Anche l’AS Béziers Hérault ha voluto ricordare Makwedini con un messaggio carico di dolore, sottolineando il legame che il giovane pilone aveva già costruito con il club francese nonostante fosse arrivato soltanto da pochi mesi. “È con profonda tristezza e il cuore pesante che annunciamo la tragica scomparsa del nostro giovane giocatore Luqobo (Bibo) Makwedini, all’età di 20 anni”, ha comunicato il Béziers.
Il giocatore sudafricano era entrato a far parte del centro di formazione del club durante l’ultima offseason e, secondo quanto sottolineato dalla società, aveva rapidamente conquistato l’affetto dell’ambiente rossonero. “Il suo impegno, la sua gentilezza e le sue qualità umane hanno lasciato un segno profondo in tutto il club. Oggi tutta la famiglia Rouge et Bleu è unita nel dolore e profondamente sconvolta da questa perdita”.

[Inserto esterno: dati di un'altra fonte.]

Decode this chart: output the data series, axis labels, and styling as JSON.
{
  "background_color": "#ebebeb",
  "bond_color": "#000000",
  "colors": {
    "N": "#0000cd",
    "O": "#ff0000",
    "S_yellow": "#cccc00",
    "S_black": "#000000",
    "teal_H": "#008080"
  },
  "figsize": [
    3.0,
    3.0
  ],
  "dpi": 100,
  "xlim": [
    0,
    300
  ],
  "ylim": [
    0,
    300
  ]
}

Il presidente dell’AS Béziers Hérault, Bob Skinstad, ha poi rivolto un pensiero alla famiglia, agli amici, ai compagni di squadra e a tutte le persone che hanno avuto modo di conoscere Makwedini. “Porgiamo le nostre più sincere condoglianze e tutta la nostra vicinanza alla sua famiglia, ai suoi cari, ai suoi compagni e a tutte le persone che hanno avuto il privilegio di conoscerlo”. Il club francese ha infine chiesto rispetto e discrezione per permettere alla famiglia e ai compagni di squadra di affrontare il lutto, assicurando il proprio sostegno in questo momento estremamente difficile.